Act two (vv. 20–26) opens in the court of King Jehoiakim. The king’s officials relay to him the words of the scroll, including some choice oracles condemning him and his royal administration particularly. Sitting before the fire in his winter apartment, Jehoiakim has one of his officials read a few lines at a time, and then he cuts them from the scroll and feeds his fire with them, until he has burned the entire scroll. “Yet neither the king, nor any of his servants who [hear] all these words, [is] alarmed, nor [do] they tear their garments” (v. 24). The king then orders the arrest of Jeremiah and Baruch, but God hides them.

Act three (vv. 27–32) represents God’s response to the king’s actions. God instructs Jeremiah to reproduce the former scroll and to add some new bits addressed directly to the king: 

Thus says the Lord, You have dared to burn this scroll, saying, Why have you written in it that the king of Babylon will certainly come and destroy this land, and will cut off from it human beings and animals? Therefore thus says the Lord concerning King Jehoiakim of Judah: He shall have no one to sit upon the throne of David, and his dead body shall be cast out to the heat by day and the frost by night. And I will punish him and his offspring and his servants for their iniquity; I will bring on them, and on the inhabitants of Jerusalem, and on the people of Judah, all the disasters with which I have threatened them—but they would not listen (vv. 29–31).

It’s not hard to see the parallels between Jeremiah’s time and ours. Too many people in positions of influence in our nation want to suppress the truth. They have their own narratives that do not fit the inconvenient facts. Whether it has to do with supposedly stolen elections or ridiculous conspiracy theories or the politicizing of vaccinations and mask-wearing, we have factions in this country who are in essence cutting away the words of the scroll of truth and burning them in the fire.
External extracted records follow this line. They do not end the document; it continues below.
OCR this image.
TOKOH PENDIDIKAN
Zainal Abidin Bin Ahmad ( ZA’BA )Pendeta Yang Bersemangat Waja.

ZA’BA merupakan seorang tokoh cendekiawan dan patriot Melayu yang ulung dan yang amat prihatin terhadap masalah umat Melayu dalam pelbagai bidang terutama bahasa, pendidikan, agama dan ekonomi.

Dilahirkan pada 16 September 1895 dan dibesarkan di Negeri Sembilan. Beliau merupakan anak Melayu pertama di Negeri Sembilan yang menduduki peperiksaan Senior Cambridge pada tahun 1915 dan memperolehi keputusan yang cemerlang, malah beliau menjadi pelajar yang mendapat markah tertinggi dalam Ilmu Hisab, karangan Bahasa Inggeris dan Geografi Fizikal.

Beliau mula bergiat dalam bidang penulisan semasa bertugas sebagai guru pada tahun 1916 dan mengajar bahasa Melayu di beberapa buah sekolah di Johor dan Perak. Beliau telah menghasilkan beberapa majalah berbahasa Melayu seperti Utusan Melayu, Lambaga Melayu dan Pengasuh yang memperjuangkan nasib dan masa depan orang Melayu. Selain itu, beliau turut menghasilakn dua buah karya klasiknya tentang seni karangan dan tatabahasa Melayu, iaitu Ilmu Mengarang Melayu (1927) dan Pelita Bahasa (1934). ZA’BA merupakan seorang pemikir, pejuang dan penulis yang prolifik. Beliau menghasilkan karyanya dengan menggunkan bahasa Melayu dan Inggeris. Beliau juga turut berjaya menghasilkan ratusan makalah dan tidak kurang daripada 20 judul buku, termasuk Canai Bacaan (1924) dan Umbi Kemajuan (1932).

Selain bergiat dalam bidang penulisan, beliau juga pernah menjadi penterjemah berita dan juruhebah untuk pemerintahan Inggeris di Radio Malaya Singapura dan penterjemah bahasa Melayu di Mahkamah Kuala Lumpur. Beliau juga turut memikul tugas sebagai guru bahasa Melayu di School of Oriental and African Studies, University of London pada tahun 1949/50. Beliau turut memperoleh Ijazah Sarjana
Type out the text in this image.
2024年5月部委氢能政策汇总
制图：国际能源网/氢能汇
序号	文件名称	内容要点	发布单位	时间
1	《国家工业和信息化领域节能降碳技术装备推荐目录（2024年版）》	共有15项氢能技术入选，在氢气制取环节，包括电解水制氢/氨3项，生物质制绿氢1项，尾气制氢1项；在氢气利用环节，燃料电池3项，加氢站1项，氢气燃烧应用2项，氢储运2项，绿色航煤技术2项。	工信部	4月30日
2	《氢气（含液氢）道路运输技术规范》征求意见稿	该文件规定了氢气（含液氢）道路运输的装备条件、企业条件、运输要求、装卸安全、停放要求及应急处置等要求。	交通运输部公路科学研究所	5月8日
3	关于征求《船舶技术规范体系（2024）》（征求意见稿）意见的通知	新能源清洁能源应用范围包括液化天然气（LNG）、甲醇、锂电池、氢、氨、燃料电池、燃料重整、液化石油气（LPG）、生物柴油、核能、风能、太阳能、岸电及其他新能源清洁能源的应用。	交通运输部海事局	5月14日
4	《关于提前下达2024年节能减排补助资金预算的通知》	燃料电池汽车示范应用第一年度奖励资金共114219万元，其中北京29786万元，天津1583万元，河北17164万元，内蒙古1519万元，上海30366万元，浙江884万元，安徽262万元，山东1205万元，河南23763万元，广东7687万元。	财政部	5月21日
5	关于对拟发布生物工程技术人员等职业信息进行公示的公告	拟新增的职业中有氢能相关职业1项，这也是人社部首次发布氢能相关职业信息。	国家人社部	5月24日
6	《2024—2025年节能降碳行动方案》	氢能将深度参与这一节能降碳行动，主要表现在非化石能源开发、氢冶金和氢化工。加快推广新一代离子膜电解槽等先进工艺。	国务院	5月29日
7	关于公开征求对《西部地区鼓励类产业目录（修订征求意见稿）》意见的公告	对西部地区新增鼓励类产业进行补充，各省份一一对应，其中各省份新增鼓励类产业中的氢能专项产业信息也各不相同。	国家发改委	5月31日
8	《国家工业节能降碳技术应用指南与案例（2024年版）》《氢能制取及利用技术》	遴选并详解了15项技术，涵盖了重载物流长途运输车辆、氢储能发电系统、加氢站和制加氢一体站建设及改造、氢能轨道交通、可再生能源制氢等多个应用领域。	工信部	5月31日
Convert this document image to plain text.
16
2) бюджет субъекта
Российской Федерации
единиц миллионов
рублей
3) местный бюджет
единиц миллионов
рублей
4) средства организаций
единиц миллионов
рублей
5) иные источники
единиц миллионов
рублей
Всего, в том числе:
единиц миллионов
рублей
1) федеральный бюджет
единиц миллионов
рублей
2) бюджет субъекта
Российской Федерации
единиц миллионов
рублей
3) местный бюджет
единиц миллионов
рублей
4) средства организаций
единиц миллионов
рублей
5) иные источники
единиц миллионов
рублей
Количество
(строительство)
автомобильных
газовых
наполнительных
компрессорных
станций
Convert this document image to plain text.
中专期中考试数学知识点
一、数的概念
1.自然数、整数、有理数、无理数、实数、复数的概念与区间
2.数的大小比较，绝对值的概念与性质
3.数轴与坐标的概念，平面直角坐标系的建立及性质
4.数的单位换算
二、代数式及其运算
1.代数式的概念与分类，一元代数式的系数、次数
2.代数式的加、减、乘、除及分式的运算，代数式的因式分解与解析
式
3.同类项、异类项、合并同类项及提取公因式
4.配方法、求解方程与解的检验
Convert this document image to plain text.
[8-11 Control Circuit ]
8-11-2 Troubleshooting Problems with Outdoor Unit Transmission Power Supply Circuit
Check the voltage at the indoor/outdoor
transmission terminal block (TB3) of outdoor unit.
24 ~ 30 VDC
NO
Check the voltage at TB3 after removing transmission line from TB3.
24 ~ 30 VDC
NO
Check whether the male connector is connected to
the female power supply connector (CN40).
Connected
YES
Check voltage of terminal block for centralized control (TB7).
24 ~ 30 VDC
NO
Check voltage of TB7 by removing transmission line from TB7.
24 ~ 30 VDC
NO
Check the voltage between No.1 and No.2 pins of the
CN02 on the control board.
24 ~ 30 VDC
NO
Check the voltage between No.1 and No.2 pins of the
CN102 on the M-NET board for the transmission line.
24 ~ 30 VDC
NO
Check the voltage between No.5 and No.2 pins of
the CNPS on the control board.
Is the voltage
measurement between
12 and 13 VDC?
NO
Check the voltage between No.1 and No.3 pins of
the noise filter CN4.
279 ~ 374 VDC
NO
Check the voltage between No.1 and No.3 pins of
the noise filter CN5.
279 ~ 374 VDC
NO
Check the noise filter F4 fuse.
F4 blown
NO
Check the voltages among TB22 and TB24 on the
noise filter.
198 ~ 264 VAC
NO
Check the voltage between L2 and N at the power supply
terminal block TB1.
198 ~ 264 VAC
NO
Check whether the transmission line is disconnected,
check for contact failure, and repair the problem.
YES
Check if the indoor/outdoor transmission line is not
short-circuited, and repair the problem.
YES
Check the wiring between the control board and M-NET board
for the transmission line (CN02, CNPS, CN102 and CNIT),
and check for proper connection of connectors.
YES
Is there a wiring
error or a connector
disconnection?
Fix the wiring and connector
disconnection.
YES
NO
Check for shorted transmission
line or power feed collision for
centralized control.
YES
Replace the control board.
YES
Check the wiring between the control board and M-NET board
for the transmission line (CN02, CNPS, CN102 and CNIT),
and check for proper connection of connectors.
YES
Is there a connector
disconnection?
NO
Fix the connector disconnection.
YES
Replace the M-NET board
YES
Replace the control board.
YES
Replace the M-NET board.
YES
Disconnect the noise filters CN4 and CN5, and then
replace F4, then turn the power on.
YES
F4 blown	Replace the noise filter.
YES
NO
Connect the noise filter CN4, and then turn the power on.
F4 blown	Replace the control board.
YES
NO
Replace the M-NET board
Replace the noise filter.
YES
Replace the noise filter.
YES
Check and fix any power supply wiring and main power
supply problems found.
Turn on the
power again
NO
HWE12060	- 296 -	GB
Never mind that the results of their reality-bending are the erosion of our democratic norms, or the suppression of millions of votes, or thousands upon thousands of preventable deaths. The purveyors of lies ignore the warnings of prophets and scoff at the word of God. And they are not alarmed, nor do they tear their garments.

I don’t believe that God directly punishes people for their sins in a quid pro quo fashion, but I do believe that our words and actions have consequences. If we stand for falsehood instead of truth; if we blind our eyes to the harm we do to others, to ourselves, and to the earth; if we put our faith in any person or ideology rather than in God; if we burn books instead of reading and learning from them and opening ourselves to being changed by them; we will deserve whatever consequences come our way.

Honor God, respect truth, practice compassion and justice. And when the words of the scroll are alarming, be alarmed. Tear your garments. Repent. And in God’s name stop burning the books!